A new recruit/probationary firefighter enters the firehouse for his very first tour. Unlike most others who have come before him, this particular “newbie” is older in age, has an established life outside the department, and is a United States veteran. Knocking on the door with his elbows (because his arms are full of pastries and/or breakfast goodies to make a positive first impression), so far so good.
The new member is let in to the firehouse, introduced, and shown around the station and apparatus. The senior member, who also happens to be the lieutenant, takes note of what he perceives to be the somewhat smug and overconfident nature of this particular person and decides right then and there that no matter what this person does it won’t be good enough. He’s going to try and “knock him down a few pegs” before building him up into the firefighter that he and this firehouse demand.
After several weeks of not being able to get anything right in the eyes of the lieutenant (and senior firefighter), the probationary member decides to have a talk with the officer the next time they’re together in the firehouse. The new member practices the meeting over and over again in his head. It is the first and last thing he thinks about on waking in the morning and turning in at night. He’s rehearsed his lines and played out multiple scenarios in his head of all the plausible outcomes.

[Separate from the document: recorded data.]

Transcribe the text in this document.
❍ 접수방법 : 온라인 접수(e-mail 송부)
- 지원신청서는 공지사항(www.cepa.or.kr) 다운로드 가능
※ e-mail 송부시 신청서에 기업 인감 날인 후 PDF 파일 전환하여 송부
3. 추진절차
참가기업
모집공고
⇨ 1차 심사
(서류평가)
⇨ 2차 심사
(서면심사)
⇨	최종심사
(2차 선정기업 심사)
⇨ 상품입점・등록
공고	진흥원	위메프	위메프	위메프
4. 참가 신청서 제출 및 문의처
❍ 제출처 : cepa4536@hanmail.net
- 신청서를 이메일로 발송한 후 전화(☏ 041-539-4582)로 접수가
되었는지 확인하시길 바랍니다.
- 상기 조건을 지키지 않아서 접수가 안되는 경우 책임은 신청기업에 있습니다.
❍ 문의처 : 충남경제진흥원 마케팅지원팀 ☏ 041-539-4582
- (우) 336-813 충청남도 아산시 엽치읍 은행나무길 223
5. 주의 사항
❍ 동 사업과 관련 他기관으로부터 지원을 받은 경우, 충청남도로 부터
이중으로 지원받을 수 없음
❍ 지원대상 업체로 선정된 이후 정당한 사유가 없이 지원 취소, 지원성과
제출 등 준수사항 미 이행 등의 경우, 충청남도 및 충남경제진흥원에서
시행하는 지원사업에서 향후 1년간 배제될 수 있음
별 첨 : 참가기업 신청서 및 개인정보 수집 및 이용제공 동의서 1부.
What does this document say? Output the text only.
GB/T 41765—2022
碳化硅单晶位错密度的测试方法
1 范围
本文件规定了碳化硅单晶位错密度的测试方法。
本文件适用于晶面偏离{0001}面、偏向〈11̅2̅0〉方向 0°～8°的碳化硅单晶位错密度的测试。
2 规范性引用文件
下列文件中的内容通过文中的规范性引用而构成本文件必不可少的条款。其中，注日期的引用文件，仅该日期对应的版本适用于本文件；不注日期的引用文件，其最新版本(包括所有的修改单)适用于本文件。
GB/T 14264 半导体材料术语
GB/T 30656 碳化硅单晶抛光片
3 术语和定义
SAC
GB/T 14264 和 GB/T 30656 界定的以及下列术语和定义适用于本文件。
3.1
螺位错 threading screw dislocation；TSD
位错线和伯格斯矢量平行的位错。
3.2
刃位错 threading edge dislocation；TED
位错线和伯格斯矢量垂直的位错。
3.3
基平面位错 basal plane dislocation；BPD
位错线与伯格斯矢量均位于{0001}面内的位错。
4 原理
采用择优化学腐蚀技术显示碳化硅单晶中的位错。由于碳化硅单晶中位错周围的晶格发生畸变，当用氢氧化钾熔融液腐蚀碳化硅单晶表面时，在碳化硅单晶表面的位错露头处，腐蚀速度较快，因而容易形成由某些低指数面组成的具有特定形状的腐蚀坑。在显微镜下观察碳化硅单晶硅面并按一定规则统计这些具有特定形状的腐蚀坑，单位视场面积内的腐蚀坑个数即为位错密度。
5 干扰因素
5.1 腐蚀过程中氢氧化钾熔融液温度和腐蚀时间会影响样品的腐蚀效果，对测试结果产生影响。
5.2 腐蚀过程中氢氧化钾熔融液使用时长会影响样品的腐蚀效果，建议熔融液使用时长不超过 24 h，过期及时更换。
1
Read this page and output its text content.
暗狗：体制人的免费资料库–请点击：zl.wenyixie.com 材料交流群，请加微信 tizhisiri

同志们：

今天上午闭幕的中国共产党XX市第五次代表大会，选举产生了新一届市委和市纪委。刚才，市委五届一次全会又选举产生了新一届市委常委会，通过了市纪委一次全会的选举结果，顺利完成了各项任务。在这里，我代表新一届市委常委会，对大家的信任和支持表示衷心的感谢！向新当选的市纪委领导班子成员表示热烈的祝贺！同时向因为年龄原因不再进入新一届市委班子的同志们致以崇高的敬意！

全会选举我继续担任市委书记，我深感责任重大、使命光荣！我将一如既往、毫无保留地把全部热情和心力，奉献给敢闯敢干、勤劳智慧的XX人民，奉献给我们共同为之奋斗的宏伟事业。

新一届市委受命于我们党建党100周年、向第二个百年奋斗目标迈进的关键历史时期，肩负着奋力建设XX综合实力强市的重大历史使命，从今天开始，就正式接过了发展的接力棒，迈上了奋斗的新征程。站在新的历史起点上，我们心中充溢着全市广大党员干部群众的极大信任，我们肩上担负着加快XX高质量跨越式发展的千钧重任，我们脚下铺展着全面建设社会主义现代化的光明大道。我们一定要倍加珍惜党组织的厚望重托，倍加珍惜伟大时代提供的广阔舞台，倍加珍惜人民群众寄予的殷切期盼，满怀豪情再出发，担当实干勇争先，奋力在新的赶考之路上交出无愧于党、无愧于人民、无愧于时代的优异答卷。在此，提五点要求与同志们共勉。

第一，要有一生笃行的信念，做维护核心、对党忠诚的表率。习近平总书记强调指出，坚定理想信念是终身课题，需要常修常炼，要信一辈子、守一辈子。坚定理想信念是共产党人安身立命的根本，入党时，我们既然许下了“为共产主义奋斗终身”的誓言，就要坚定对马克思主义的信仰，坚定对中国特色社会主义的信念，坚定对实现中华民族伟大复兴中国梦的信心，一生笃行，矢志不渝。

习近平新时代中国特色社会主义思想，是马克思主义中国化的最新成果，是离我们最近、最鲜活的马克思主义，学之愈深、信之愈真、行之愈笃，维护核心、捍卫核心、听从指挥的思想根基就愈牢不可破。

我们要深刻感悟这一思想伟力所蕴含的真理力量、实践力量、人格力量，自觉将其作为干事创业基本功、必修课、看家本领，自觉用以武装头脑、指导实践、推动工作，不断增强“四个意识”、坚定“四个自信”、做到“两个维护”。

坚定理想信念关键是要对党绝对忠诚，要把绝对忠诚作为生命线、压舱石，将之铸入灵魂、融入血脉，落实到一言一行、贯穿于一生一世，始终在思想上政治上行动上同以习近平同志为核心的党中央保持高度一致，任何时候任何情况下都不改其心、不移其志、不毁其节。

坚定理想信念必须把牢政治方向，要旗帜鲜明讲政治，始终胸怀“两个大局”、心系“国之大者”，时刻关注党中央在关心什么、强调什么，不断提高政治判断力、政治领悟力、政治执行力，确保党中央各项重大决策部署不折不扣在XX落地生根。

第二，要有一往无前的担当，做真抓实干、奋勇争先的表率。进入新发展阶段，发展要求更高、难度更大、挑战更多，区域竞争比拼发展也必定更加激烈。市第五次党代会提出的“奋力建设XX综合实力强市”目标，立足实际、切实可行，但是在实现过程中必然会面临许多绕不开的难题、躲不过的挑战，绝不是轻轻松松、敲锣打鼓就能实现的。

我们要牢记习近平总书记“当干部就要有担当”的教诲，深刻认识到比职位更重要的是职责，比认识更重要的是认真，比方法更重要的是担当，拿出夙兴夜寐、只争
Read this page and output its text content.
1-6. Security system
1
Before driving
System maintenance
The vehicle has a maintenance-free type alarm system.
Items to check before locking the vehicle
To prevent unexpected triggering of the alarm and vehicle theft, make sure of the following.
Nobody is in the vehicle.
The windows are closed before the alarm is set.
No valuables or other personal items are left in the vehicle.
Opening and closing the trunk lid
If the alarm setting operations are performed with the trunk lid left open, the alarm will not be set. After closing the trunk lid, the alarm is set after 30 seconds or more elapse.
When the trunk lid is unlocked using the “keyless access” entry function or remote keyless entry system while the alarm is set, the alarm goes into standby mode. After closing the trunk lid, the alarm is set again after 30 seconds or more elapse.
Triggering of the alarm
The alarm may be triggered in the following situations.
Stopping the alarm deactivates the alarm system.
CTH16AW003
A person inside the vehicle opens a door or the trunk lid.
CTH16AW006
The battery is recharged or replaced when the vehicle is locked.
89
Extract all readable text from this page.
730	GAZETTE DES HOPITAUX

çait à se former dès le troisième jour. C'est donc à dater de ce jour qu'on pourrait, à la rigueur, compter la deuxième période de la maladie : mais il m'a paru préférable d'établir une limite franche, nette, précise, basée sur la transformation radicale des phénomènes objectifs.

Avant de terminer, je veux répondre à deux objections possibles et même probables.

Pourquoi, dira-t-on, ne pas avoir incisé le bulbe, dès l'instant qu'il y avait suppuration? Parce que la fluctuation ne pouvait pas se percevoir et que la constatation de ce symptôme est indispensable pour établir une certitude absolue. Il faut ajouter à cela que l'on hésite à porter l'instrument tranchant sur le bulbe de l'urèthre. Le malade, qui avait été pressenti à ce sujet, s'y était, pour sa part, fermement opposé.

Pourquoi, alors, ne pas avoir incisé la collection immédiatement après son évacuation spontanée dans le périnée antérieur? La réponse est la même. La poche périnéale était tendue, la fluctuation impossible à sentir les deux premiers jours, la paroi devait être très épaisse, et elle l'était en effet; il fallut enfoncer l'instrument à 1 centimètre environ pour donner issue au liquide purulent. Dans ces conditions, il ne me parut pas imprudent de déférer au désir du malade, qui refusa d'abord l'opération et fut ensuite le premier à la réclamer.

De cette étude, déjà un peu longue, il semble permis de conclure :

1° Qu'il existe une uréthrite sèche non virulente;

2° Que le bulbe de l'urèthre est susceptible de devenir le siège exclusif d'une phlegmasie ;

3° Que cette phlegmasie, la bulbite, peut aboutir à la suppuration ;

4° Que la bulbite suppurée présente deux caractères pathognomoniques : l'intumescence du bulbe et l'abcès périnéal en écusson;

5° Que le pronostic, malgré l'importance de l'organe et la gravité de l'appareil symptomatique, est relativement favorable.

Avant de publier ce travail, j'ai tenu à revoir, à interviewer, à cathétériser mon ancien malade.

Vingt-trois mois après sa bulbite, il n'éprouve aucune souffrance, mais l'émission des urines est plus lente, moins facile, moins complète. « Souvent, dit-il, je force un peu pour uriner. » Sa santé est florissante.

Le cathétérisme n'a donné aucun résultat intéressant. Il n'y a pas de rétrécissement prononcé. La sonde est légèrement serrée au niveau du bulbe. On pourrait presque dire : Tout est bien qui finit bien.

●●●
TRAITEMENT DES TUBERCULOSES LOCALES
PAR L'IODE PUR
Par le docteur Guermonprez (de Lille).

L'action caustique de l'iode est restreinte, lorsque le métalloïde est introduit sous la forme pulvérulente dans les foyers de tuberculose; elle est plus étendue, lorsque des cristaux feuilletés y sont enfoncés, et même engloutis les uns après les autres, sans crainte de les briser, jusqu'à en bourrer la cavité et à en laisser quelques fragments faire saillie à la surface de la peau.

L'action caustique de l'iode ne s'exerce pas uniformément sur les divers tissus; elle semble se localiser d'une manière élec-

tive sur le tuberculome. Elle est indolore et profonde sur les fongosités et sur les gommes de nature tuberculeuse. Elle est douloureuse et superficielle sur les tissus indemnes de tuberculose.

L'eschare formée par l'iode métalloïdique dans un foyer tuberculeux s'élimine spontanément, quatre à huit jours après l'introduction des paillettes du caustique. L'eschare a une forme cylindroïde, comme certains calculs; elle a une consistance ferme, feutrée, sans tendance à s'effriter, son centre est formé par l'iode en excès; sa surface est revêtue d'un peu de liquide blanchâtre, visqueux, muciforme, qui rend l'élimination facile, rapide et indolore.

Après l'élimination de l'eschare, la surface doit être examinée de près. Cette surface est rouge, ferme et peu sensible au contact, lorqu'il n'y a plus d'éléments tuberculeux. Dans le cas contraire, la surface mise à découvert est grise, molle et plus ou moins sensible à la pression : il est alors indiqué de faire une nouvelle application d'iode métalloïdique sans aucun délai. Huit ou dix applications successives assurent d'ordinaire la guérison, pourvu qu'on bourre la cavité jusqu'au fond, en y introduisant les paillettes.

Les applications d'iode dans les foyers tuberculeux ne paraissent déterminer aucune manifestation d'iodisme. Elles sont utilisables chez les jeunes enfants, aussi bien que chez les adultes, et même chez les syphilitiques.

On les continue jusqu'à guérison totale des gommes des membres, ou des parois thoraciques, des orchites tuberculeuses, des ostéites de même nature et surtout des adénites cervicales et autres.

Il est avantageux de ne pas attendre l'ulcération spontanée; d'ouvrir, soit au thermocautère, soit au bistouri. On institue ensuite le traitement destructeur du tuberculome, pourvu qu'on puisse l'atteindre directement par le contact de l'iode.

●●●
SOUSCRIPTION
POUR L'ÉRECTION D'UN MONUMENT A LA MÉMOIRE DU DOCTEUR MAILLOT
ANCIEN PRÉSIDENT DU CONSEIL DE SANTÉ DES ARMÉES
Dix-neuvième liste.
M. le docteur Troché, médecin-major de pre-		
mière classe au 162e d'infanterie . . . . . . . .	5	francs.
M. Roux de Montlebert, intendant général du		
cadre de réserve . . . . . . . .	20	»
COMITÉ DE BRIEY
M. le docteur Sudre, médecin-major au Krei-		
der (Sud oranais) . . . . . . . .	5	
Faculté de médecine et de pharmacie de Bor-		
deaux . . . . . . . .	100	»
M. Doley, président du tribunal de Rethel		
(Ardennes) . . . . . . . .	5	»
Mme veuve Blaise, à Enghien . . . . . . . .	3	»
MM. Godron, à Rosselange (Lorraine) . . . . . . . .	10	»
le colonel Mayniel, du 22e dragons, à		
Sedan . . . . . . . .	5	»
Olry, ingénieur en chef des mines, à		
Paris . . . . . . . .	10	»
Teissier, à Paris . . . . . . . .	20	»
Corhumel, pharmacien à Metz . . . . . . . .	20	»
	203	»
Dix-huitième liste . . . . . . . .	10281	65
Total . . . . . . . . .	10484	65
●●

Then, the fateful day arrives. After completing all chores that are expected, the nervous probationary member knocks on the open office door and asks the lieutenant if he can have a word. The officer invites him in, and the recruit closes the door (letting the officer know the seriousness of the conversation). The probie begins to ramble through his well-rehearsed lines. “Lieu, have I done or said something wrong to you? It seems that no matter what I do, you have issues with it, even when the task is being performed correctly.” Unexpectedly, the officer (barely able to keep a straight face from laughing) says: “You’re damn right you’ve done something wrong. In fact, you do everything wrong!”
Trying harder to contain his laughter and not give himself away, the lieutenant continues, “The world needs ditch diggers too; maybe you’re just not cut out to be a firefighter.” The astonished face of the heartbroken recruit, searching for words and trying to take in a breath, lets the officer know that he’s got ’em beat. Bursting out in a raucous belly laugh, the lieutenant can no longer contain himself-the jig is up; the recruit now knows that he’s been set up the entire time. The officer stands and shakes the probie’s hand and tells him that he’s been doing an exceptional job and all is well. “We just needed to challenge your cockiness a little so that you learn your place and get in line with the program.”
It’s Not Always Smooth Sailing
What if it didn’t go this way? What if the lieutenant (and senior member) really had a problem with the new member and their polar-opposite personalities were coming to a head? When having a disagreement with someone (whether they’re a coworker, a superior, or a subordinate), you need to stand clear of getting into an argument or getting into a contest of “marking” one’s territory.
Each player in the firehouse/workplace environment has a place and belonging. That place may change or shift from time to time and from person to person as expertise, seniority, or being in a certain place at a certain time may put all of us in different positions here and there. Sometimes you eat the bear, sometimes the bear eats you. Sometimes you’re the joker, and sometimes you’re the butt of the joke. Sometimes you’re the windshield, and sometimes you’re the bug (I think you get the idea). Being flexible and recognizing when it’s time to be a follower or time to step up and be a leader are imperative to form cohesive working relationships and form a tight knit group of coworkers-especially in the fire and emergency services world.
Company officers must be careful while trying to set the tone for the shift/tour/company/station/firehouse. In the story above, the officer felt compelled to take matters into his own hands in setting the new member off on the right foot and “putting him in his place.” In a fire or emergency scenario, officers take over and dominate short conversations-as it should be. The officer might have missed the probationary member’s life story (even if he cared to listen to it) and possibly failed to recognize that this older and life-experienced “probie” has an established life and is not just some teenager who never had a job and is coming in green from the academy. Perhaps the new member’s perceived cockiness is merely maturity and confidence. The new member in this story appears to be doing the right thing and all that is expected of him; perhaps the officer’s perception was a little off.
Trimming the Fat
Did the officer’s perception and the subsequent “hard time” he doled out on the new member hurt the new member? Probably not. Did it leave a scar on the new member and ruin his future career? Hopefully not. Did the officer ever take the time to evaluate and size up the total package of the new probationary member? Probably not. Maybe after reading this article, the officer would try to learn about the new member (and each crew member) on a personal level and give them an opportunity to learn and grow within our family.